The Play’s The Thing

The mother of a 7th grader in Oakland, CA, tells me that morning recess at her son’s middle school has been cut from twenty minutes to ten, and the entire recess, formerly held outdoors, is now limited to an indoor space. Even the theoretical 10 minutes is often whittled down to just a few minutes or none at all because teachers respond to the disruptive in-class behavior of a few students by holding the class through recess to make up for classroom delays.

This sorry state of affairs is not limited to the United States. I am just back from speaking at primary (elementary) schools in Australia. I had a few opportunities to interact with children on the playground and I was pleased to notice the great variety of types of play, and how there seemed to be a niche for everyone. Some activities engaged solitary children, others occupied pairs or small groups, and a few involved large numbers. Yet when I shared my approving observations with teachers, I learned that, as in the U.S., recess is an endangered species.

Studies consistently prove its value. In one set of experiments from the mid-1990s, researchers found that school children became less and less attentive the longer recess was delayed. Another experimental study found that “fourth-graders were more on-task and less fidgety in the classroom on days when they had had recess, with hyperactive children among those who benefited the most.” An article in the New York Times in February, 2009, cited a study of 11,000 third graders showing that recess mitigates children’s behavioral problems. (Consider the common punishment for misbehaving children: “No recess!”) And a meta-analysis of over 200 studies suggest that physical activity during the school day results in more, and better, mental activity.

For all their lip-service to the necessity of drawing on research-based teaching strategies, education authorities in the U.S. and Australia (and probably many other countries) don’t seem to care much about research on play. It is interesting that, by contrast, China launched a nationwide “Sunlight Sport” campaign in 2007, requesting that every school offer one hour of sports and games daily to every student.

I read about Chinese children’s play and the Sunshine Sport campaign in a fascinating Australian journal called Play and Folklore, co-edited by Dr. June Factor of the University of Melbourne, an author and folklorist who writes playful and play-filled books for both children and adults. I met June at a reading conference in California about 15 years ago, and I had the good fortune of visiting her in Australia during my recent trip.

The most wonderful thing about many of June’s books for children is that they are actually by children: she is merely the compiler, and what she has compiled is straight from the mouths of kids, whom she and her university students have observed, recorded and interviewed in school playgrounds.
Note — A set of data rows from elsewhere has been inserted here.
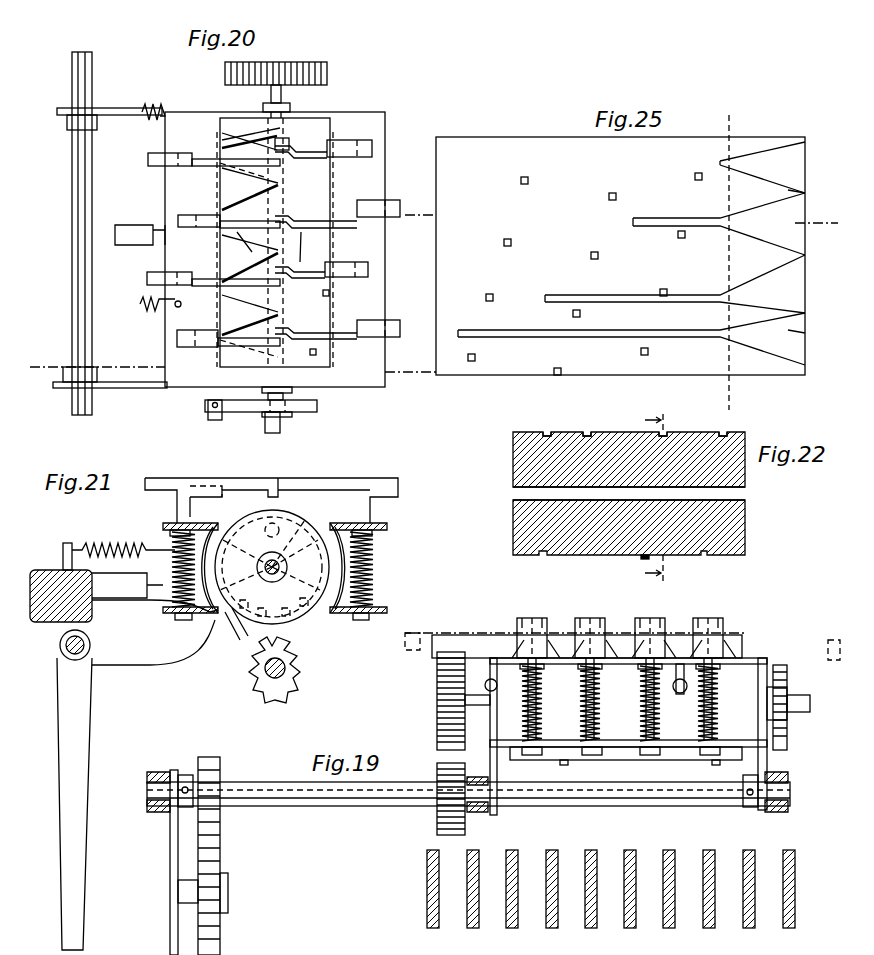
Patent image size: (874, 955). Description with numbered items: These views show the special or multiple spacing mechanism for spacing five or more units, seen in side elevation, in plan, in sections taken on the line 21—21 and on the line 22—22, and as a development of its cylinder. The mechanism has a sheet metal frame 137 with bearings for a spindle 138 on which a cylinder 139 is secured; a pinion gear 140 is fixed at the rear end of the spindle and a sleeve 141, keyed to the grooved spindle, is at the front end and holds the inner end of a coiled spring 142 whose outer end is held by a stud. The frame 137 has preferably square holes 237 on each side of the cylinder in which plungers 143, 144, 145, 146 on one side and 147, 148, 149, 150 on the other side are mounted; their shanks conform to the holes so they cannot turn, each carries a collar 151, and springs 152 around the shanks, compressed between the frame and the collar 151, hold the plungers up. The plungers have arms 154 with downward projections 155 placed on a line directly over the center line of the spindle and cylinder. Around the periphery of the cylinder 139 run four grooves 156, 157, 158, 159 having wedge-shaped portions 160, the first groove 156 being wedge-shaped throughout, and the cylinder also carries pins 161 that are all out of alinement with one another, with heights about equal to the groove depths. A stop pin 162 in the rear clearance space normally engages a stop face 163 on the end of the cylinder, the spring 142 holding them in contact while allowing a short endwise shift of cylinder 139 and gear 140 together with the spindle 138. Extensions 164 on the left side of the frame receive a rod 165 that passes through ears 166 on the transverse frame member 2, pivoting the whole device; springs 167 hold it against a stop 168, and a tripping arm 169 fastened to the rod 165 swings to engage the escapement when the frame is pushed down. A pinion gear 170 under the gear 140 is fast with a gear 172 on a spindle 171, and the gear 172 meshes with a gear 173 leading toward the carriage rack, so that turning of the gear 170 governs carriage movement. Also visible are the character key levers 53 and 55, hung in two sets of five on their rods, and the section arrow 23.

In FIG. 21, the transverse member 2 is at (35, 568).
In FIG. 20, the section line 21— 21 is at (233, 368).
In FIG. 21, the section line 22— 22 is at (270, 578).
In FIG. 22, the section line 23 is at (659, 498).
In FIG. 19, the levers 53 is at (427, 856).
In FIG. 19, the levers 55 is at (472, 928).
In FIG. 20, the frame 137 is at (193, 116).
In FIG. 21, the frame 137 is at (385, 528).
In FIG. 19, the frame 137 is at (765, 660).
In FIG. 20, the spindle 138 is at (272, 433).
In FIG. 21, the spindle 138 is at (282, 560).
In FIG. 19, the spindle 138 is at (802, 700).
In FIG. 20, the cylinder 139 is at (318, 293).
In FIG. 25, the cylinder 139 is at (621, 262).
In FIG. 22, the cylinder 139 is at (610, 495).
In FIG. 21, the cylinder 139 is at (272, 567).
In FIG. 19, the cylinder 139 is at (737, 652).
In FIG. 20, the pinion gear 140 is at (306, 64).
In FIG. 21, the pinion gear 140 is at (292, 618).
In FIG. 19, the pinion gear 140 is at (437, 717).
In FIG. 20, the sleeve 141 is at (285, 417).
In FIG. 19, the sleeve 141 is at (790, 718).
In FIG. 20, the coiled spring 142 is at (240, 412).
In FIG. 19, the coiled spring 142 is at (783, 680).
In FIG. 20, the plunger 143 is at (208, 412).
In FIG. 19, the plunger 143 is at (532, 669).
In FIG. 20, the plunger 144 is at (229, 212).
In FIG. 19, the plunger 144 is at (590, 669).
In FIG. 20, the plunger 145 is at (213, 270).
In FIG. 19, the plunger 145 is at (650, 669).
In FIG. 20, the plunger 146 is at (227, 329).
In FIG. 21, the plunger 146 is at (177, 510).
In FIG. 19, the plunger 146 is at (708, 669).
In FIG. 20, the plunger 147 is at (323, 156).
In FIG. 20, the plunger 148 is at (337, 218).
In FIG. 20, the plunger 149 is at (321, 279).
In FIG. 20, the plunger 150 is at (337, 337).
In FIG. 21, the plunger 150 is at (370, 509).
In FIG. 21, the collar 151 is at (172, 530).
In FIG. 19, the collar 151 is at (503, 680).
In FIG. 19, the spring 152 is at (598, 700).
In FIG. 20, the arm 154 is at (270, 246).
In FIG. 21, the arm 154 is at (275, 500).
In FIG. 21, the projection 155 is at (272, 482).
In FIG. 25, the groove 156 is at (762, 167).
In FIG. 22, the groove 156 is at (728, 424).
In FIG. 25, the groove 157 is at (719, 224).
In FIG. 22, the groove 157 is at (680, 426).
In FIG. 25, the groove 158 is at (675, 284).
In FIG. 22, the groove 158 is at (594, 424).
In FIG. 25, the groove 159 is at (631, 339).
In FIG. 22, the groove 159 is at (552, 424).
In FIG. 20, the wedge-shaped portion 160 is at (237, 195).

The researchers collected children’s games, rhymes, sayings, chants, riddles, jokes and secret languages in abundance. In 2000, she published an entertaining and enlightening lexicon, Kidspeak: A Dictionary of Australian Children’s Words, Games and Sayings. The two children depicted on the cover have harsh words for each other: “Nicky woop” says one in a speech bubble, to which the other retorts, “Drongo!” (Translation: “Go away!” and “Jerk!”)

 

June’s collections for young readers have been loved since 1983 when Far Out, Brussels Sprout came out. It has since been joined by Real Keen, Baked Bean…Unreal, Banana Peel…Okey Dokey, Karaoke, and others in the Far Out! series. All offer a rich sampling of the linguistic range and complexity of Australian children’s vernacular language. “It’s children’s own literature,” says June, “handed down across many generations, sometimes across centuries. It’s a bridge across generations, common to childhood, not just contemporary childhood.” From Far Out, Brussels Sprout:

 

Quickly, quickly, I feel sickly.

Hasten, hasten, get the basin.

Ker plop!

Get the mop!

 

—————

 

Mary had a little lamb

She kept it in a closet.

And every time she let it out

It left a small deposit.

 

They’re not always the most proper ditties in the world. As a result, a decade ago June learned that she was the second-most censored author in Australian school libraries, after Judy Blume. She told me this with more than a hint of irony, considering that the censors were trying to save innocent children from their own words. “It tells you much about the power of adult prudery and unease about the human body and its functions — but, I hasten to add, not nearly as much as in the United States!”

Often, these censorship cases have been dismissed when the schools discovered how many families already owned the challenged books. But what disturbs June more than censors in the libraries is timekeepers on the playgrounds. “Increasingly, playtime is being restricted,” says Australia’s leading observer of playtime. “It’s happening in America and it’s happening here.” In the U.S., where we once feared a “red menace” from Asia, there now seems to be fear that Asian countries including China will overtake us not militarily but intellectually and economically. If it comes to pass, browbeating analysts should consider how our schools rejected the demonstrable benefits of playtime. American education authorities could have the demise of recess to blame for our fall from intellectual eminence. Some might call them drongos!